Les groupes français de plus de 5 000 salariés en France ou ayant plus de 10 000 travailleurs à l’étranger relèvent de ces obligations. Ces nouvelles réglementations sont symptomatiques d’une tendance générale à privilégier les problématiques liées à la conformité en France. Cela a un fort impact sur la pratique des fusions et acquisitions. Dans ce contexte, la conformité et la protection contre les risques liés à la conformité sont devenues de plus en plus importantes, non seulement lors de la phase de publication de l’offre publique d’achat, mais aussi lors de la négociation de la documentation relative aux transactions de fusion acquisition.

Un accroissement de l’intérêt des groupes étrangers pour les entreprises françaises

Les cibles européennes ont trouvé la faveur des investisseurs au premier semestre 2017 avec une hausse de 33% par rapport au niveau d’activité observé au premier semestre 2016, tandis que les fusions et acquisitions américaines ont chuté de 16% sur la même période.

Pour les six premiers mois de 2017, les acquisitions de sociétés françaises réalisées par des groupes étrangers ont doublé (pour atteindre 58,4 milliards d’euros) par rapport à la même période de 2016, bien que le nombre de transactions achevées ait diminué. Au cours du premier semestre 2017, les investisseurs américains ont été les plus gros acheteurs d’entreprises françaises, tant en termes de nombre de transactions que de valeur globale des transactions.
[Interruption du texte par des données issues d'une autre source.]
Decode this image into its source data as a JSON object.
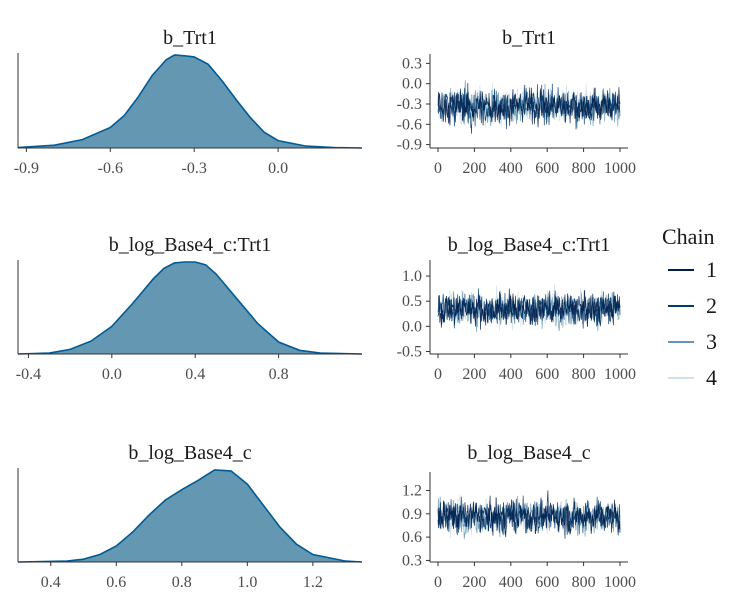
{
  "colors": {
    "density_fill": "#6497b1",
    "density_line": "#005b96",
    "axis": "#333333",
    "text": "#1a1a1a",
    "chains": [
      "#011f4b",
      "#03396c",
      "#6497b1",
      "#d1e1ec"
    ]
  },
  "legend": {
    "title": "Chain",
    "items": [
      {
        "label": "1",
        "color": "#011f4b"
      },
      {
        "label": "2",
        "color": "#03396c"
      },
      {
        "label": "3",
        "color": "#6497b1"
      },
      {
        "label": "4",
        "color": "#d1e1ec"
      }
    ]
  },
  "chart_data": [
    {
      "type": "area",
      "role": "density",
      "title": "b_Trt1",
      "parameter": "b_Trt1",
      "xlim": [
        -0.93,
        0.3
      ],
      "x_ticks": [
        -0.9,
        -0.6,
        -0.3,
        0.0
      ],
      "x_tick_labels": [
        "-0.9",
        "-0.6",
        "-0.3",
        "0.0"
      ],
      "x": [
        -0.93,
        -0.8,
        -0.7,
        -0.6,
        -0.55,
        -0.5,
        -0.45,
        -0.4,
        -0.37,
        -0.33,
        -0.3,
        -0.25,
        -0.2,
        -0.15,
        -0.1,
        -0.05,
        0.0,
        0.1,
        0.2,
        0.3
      ],
      "y": [
        0.005,
        0.03,
        0.09,
        0.22,
        0.35,
        0.55,
        0.78,
        0.95,
        1.0,
        0.99,
        0.98,
        0.9,
        0.72,
        0.52,
        0.33,
        0.17,
        0.08,
        0.02,
        0.005,
        0.0
      ]
    },
    {
      "type": "line",
      "role": "trace",
      "title": "b_Trt1",
      "parameter": "b_Trt1",
      "xlim": [
        0,
        1000
      ],
      "ylim": [
        -0.95,
        0.35
      ],
      "x_ticks": [
        0,
        200,
        400,
        600,
        800,
        1000
      ],
      "x_tick_labels": [
        "0",
        "200",
        "400",
        "600",
        "800",
        "1000"
      ],
      "y_ticks": [
        0.3,
        0.0,
        -0.3,
        -0.6,
        -0.9
      ],
      "y_tick_labels": [
        "0.3",
        "0.0",
        "-0.3",
        "-0.6",
        "-0.9"
      ],
      "iterations": 1000,
      "chains": 4,
      "chain_mean": -0.33,
      "chain_sd": 0.19
    },
    {
      "type": "area",
      "role": "density",
      "title": "b_log_Base4_c:Trt1",
      "parameter": "b_log_Base4_c:Trt1",
      "xlim": [
        -0.45,
        1.2
      ],
      "x_ticks": [
        -0.4,
        0.0,
        0.4,
        0.8
      ],
      "x_tick_labels": [
        "-0.4",
        "0.0",
        "0.4",
        "0.8"
      ],
      "x": [
        -0.45,
        -0.3,
        -0.2,
        -0.1,
        0.0,
        0.1,
        0.2,
        0.25,
        0.3,
        0.35,
        0.4,
        0.45,
        0.5,
        0.6,
        0.7,
        0.8,
        0.9,
        1.0,
        1.2
      ],
      "y": [
        0.0,
        0.01,
        0.05,
        0.14,
        0.3,
        0.55,
        0.82,
        0.93,
        0.99,
        1.0,
        1.0,
        0.97,
        0.87,
        0.6,
        0.33,
        0.13,
        0.04,
        0.01,
        0.0
      ]
    },
    {
      "type": "line",
      "role": "trace",
      "title": "b_log_Base4_c:Trt1",
      "parameter": "b_log_Base4_c:Trt1",
      "xlim": [
        0,
        1000
      ],
      "ylim": [
        -0.55,
        1.2
      ],
      "x_ticks": [
        0,
        200,
        400,
        600,
        800,
        1000
      ],
      "x_tick_labels": [
        "0",
        "200",
        "400",
        "600",
        "800",
        "1000"
      ],
      "y_ticks": [
        1.0,
        0.5,
        0.0,
        -0.5
      ],
      "y_tick_labels": [
        "1.0",
        "0.5",
        "0.0",
        "-0.5"
      ],
      "iterations": 1000,
      "chains": 4,
      "chain_mean": 0.35,
      "chain_sd": 0.24
    },
    {
      "type": "area",
      "role": "density",
      "title": "b_log_Base4_c",
      "parameter": "b_log_Base4_c",
      "xlim": [
        0.3,
        1.35
      ],
      "x_ticks": [
        0.4,
        0.6,
        0.8,
        1.0,
        1.2
      ],
      "x_tick_labels": [
        "0.4",
        "0.6",
        "0.8",
        "1.0",
        "1.2"
      ],
      "x": [
        0.3,
        0.45,
        0.5,
        0.55,
        0.6,
        0.65,
        0.7,
        0.75,
        0.8,
        0.85,
        0.9,
        0.95,
        1.0,
        1.05,
        1.1,
        1.15,
        1.2,
        1.3,
        1.35
      ],
      "y": [
        0.0,
        0.01,
        0.03,
        0.08,
        0.17,
        0.32,
        0.5,
        0.66,
        0.77,
        0.87,
        0.98,
        0.97,
        0.83,
        0.6,
        0.37,
        0.19,
        0.08,
        0.01,
        0.0
      ]
    },
    {
      "type": "line",
      "role": "trace",
      "title": "b_log_Base4_c",
      "parameter": "b_log_Base4_c",
      "xlim": [
        0,
        1000
      ],
      "ylim": [
        0.28,
        1.36
      ],
      "x_ticks": [
        0,
        200,
        400,
        600,
        800,
        1000
      ],
      "x_tick_labels": [
        "0",
        "200",
        "400",
        "600",
        "800",
        "1000"
      ],
      "y_ticks": [
        1.2,
        0.9,
        0.6,
        0.3
      ],
      "y_tick_labels": [
        "1.2",
        "0.9",
        "0.6",
        "0.3"
      ],
      "iterations": 1000,
      "chains": 4,
      "chain_mean": 0.87,
      "chain_sd": 0.16
    }
  ]
}
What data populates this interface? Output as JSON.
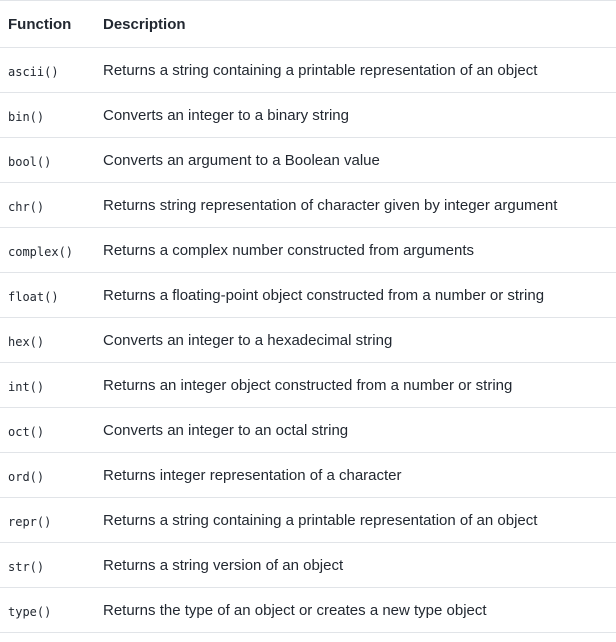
{
  "table": {
    "headers": {
      "function": "Function",
      "description": "Description"
    },
    "rows": [
      {
        "function": "ascii()",
        "description": "Returns a string containing a printable representation of an object"
      },
      {
        "function": "bin()",
        "description": "Converts an integer to a binary string"
      },
      {
        "function": "bool()",
        "description": "Converts an argument to a Boolean value"
      },
      {
        "function": "chr()",
        "description": "Returns string representation of character given by integer argument"
      },
      {
        "function": "complex()",
        "description": "Returns a complex number constructed from arguments"
      },
      {
        "function": "float()",
        "description": "Returns a floating-point object constructed from a number or string"
      },
      {
        "function": "hex()",
        "description": "Converts an integer to a hexadecimal string"
      },
      {
        "function": "int()",
        "description": "Returns an integer object constructed from a number or string"
      },
      {
        "function": "oct()",
        "description": "Converts an integer to an octal string"
      },
      {
        "function": "ord()",
        "description": "Returns integer representation of a character"
      },
      {
        "function": "repr()",
        "description": "Returns a string containing a printable representation of an object"
      },
      {
        "function": "str()",
        "description": "Returns a string version of an object"
      },
      {
        "function": "type()",
        "description": "Returns the type of an object or creates a new type object"
      }
    ]
  }
}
Les deux autres plus grandes catégories d’acheteurs d’entreprises françaises étaient basés au Royaume-Uni et en Allemagne au cours de la même période.

La Chine continue d’être perçue comme un investisseur fréquent sur le marché français et des discussions sont en cours en France et au niveau de la Commission européenne pour réguler davantage les investissements étrangers, en particulier pour imposer la réciprocité à des pays comme la Chine, qui acquièrent agressivement à l’étranger tout en protégeant leur propre marché intérieur. En réalité, l’explosion des investissements des acheteurs chinois observée au cours des six premiers mois de 2016 a diminué au cours du second semestre 2016 et est restée stable au premier semestre 2017. Cette tendance peut s’expliquer par l’augmentation de la réglementation des investissements chinois à l’étranger.

Des perspectives heureuses

L’une des principales promesses électorales du Président Emmanuel Macron a été la réforme de la législation du travail visant à aider les entreprises françaises à répondre de manière plus flexible aux défis auxquels elles sont confrontées et à accroître leur compétitivité sur le marché mondial.

Par le biais d’ordonnances publiées en septembre 2017, le gouvernement français a introduit un certain nombre de mesures importantes modifiant la législation du travail, notamment le plafonnement des indemnités de licenciement, les mesures de simplification des licenciements collectifs et la consolidation des instances représentatives du personnel pour créer un organe unique (au lieu de trois chargés de représenter les salariés aujourd’hui).

Cette consolidation des instances représentatives du personnel devrait faciliter le processus de consultation des salariés dans le cadre des opérations de fusions-acquisitions.

On peut espérer que ces décrets d’application réduiront les délais maximaux de consultation de l’organe unique de représentation des salariés et accéléreront la mise en œuvre des opérations de fusions-acquisitions en France. D’une manière générale, les mesures annoncées par le gouvernement français devraient renforcer l’attractivité de la France et encourager les activités de fusions et acquisitions entrantes pour les années à venir.